My patient was furious. He wheeled down to therapy every day to yell at me that he wasn’t getting any walking practice. He went to the director of nursing and building administrator several times a week to yell at them. He berated the former restorative nurse every time he saw her for not walking with him. He was not allowed to come back to therapy, since he was out of PT money for the year. And I certainly wasn’t allowed to take him for walks on my own, since that would be a big hit to my productivity ratio. He went months without walking.

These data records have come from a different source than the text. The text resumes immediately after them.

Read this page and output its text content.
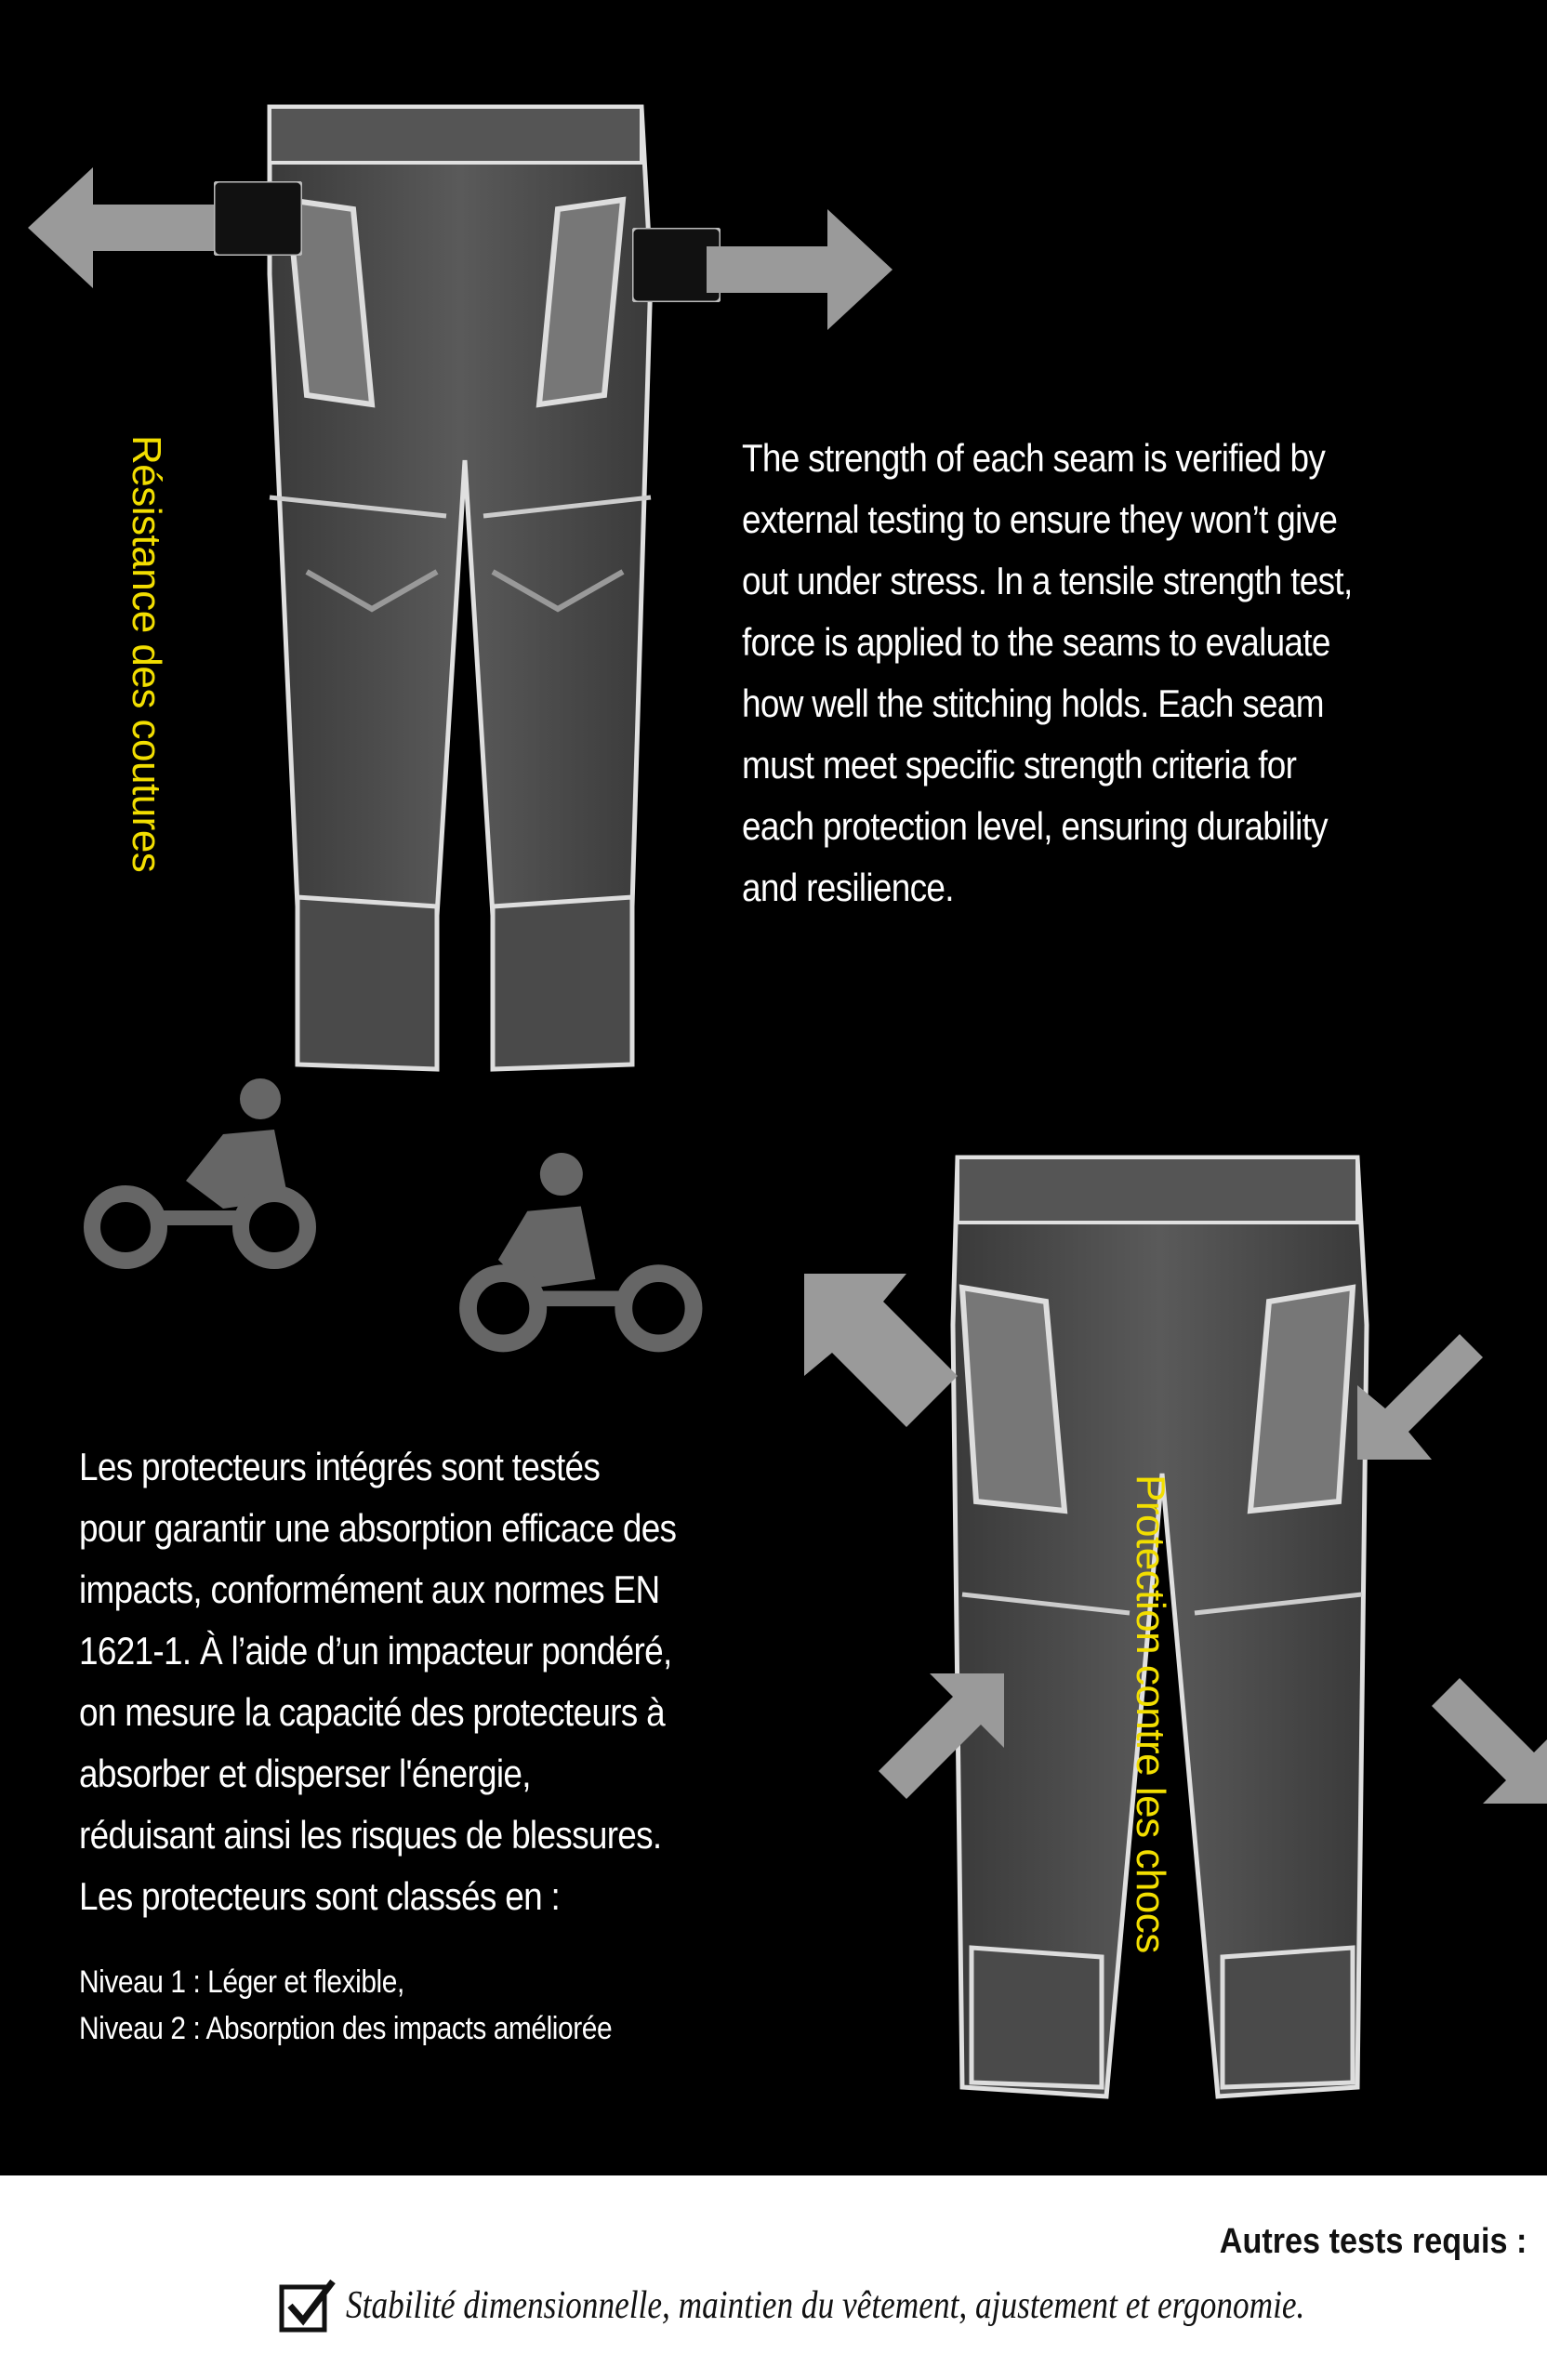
Résistance des coutures
Protection contre les chocs
The strength of each seam is verified by
external testing to ensure they won’t give
out under stress. In a tensile strength test,
force is applied to the seams to evaluate
how well the stitching holds. Each seam
must meet specific strength criteria for
each protection level, ensuring durability
and resilience.
Les protecteurs intégrés sont testés
pour garantir une absorption efficace des
impacts, conformément aux normes EN
1621-1. À l’aide d’un impacteur pondéré,
on mesure la capacité des protecteurs à
absorber et disperser l'énergie,
réduisant ainsi les risques de blessures.
Les protecteurs sont classés en :
Niveau 1 : Léger et flexible,
Niveau 2 : Absorption des impacts améliorée
Autres tests requis :
Stabilité dimensionnelle, maintien du vêtement, ajustement et ergonomie.
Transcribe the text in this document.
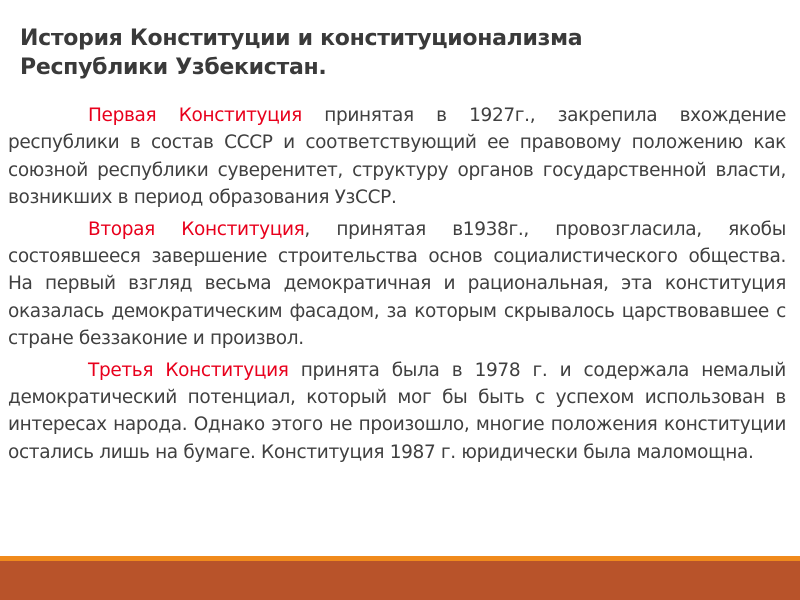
История Конституции и конституционализма
Республики Узбекистан.

Первая Конституция принятая в 1927г., закрепила вхождение республики в состав СССР и соответствующий ее правовому положению как союзной республики суверенитет, структуру органов государственной власти, возникших в период образования УзССР.

Вторая Конституция, принятая в1938г., провозгласила, якобы состоявшееся завершение строительства основ социалистического общества. На первый взгляд весьма демократичная и рациональная, эта конституция оказалась демократическим фасадом, за которым скрывалось царствовавшее с стране беззаконие и произвол.

Третья Конституция принята была в 1978 г. и содержала немалый демократический потенциал, который мог бы быть с успехом использован в интересах народа. Однако этого не произошло, многие положения конституции остались лишь на бумаге. Конституция 1987 г. юридически была маломощна.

I changed jobs several months after his therapy was discontinued, and I honestly have no idea what happened to him. I like to imagine that additional nursing staff was hired to allow for a restorative nurse to work with patients on mobility issues, and I love to imagine him walking down the hallway singing Elvis. More likely though, his prostheses sat in the back of his closet, unused, while he gave up fighting against an immutable system. This scenario plays out in so many ways daily for patients, nurses, and therapists, all who have the same goal, but for one reason or another, aren’t allowed to do what’s best by the patient. Imagine implementing best evidence by acting compassionately, coordinating with other providers, and working for months toward a goal, only to have progress halted in its tracks because of a corporate decision not to hire one minimum wage employee. It's no wonder nurses, therapists, and many other players in the health care world are suffering from burnout, especially in today's climate. The research supports the idea that providing space and support for compassionate care protects against provider burnout, and I’ll get into that in next week’s post. This week, I want my patient’s story to stand as an example that, even when compassionate care is provided at the individual level, compassionate care cannot prevail if the health system is functioning with only the financial bottom line in mind.